State Security Files Suit Against Another Member of 'La Hora de Cuba'

This time Inalkis Rodríguez Lora was cited for an alleged accusation leveled by the Office of the Historian of Camagüey for 'damaging public facilities' adornments

Camagüey

Inalkis Rodríguez Lora, the assistant editor of the independent journalism project La Hora de Cuba, was stopped on Thursday by State Security in the city of Camagüey, according to the agents who interrogated her, for her to respond to an accusation of "damaging public facilities".

"According to what I have been told, there is an accusation, made by the Office of the Historian, that I painted the facade of Iris María Mariño's house", Rodríguez Lora told the DIARIO DE CUBA.

Mariño, an actress and also a member of the Hora de Cubateam, decided, together with her husband, theater director Mario Junquera, to turn some insulting graffiti left by repressive agents on the walls of her home into a work of art.

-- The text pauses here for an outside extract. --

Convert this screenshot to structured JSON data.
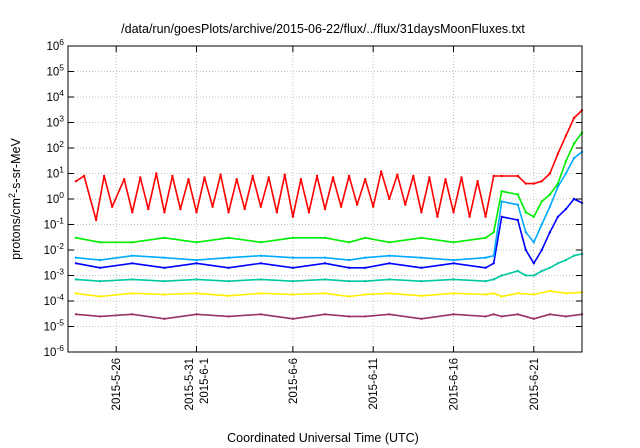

Rodríguez Lora made his contribution, as he made public on his Facebook profile, with a quote from José Martí: "A man who does not dare to say what he thinks is not an honest man".

"I don't know who painted the other graffiti, what we do know is who painted the offensive posters accusing Mario: we know they were MININT agents," said Rodríguez Lora, who is also the wife of journalist Henry Constantín, with whom she has a young daughter.

During the interrogation "they told me that the Office of the Historian made the accusation because it invests a lot in the facades, which are falling down, and I was damaging a public facility".

"They barred from me leaving the country, and even the city. I have to ask for permission, and they will decide whether I can leave or not," she complained.

"The conclusion we drew is that this is all due to an invitation from the Cuban Human Rights Observatory for me to travel to Spain, to participate in an event there, and they want to prohibit me from traveling," she said.

"I am under investigation. I refused to sign anything, and they threatened to keep me there with the girl. They also threatened Henry's father with a search of the house," she concluded.

State Security subjects the staff of La Hora de Cuba to constant surveillance, and harasses them.

The regime, which controls all legal means of communication in Cuba, continues to badger the independent press, invoking Article 53 of the Constitution, which prohibits the existence of private media.

The Criminal Code itself includes provisions that allow the exercise of freedom of the press to be prosecuted as a crime against the security of the State. The regime has also created laws, such as No. 88, known as the Gag Law, with sections aimed at repressing independent journalism.

Under this legal justification, the 75 dissidents sent to prison in the spring of 2003 included 27 independent journalists.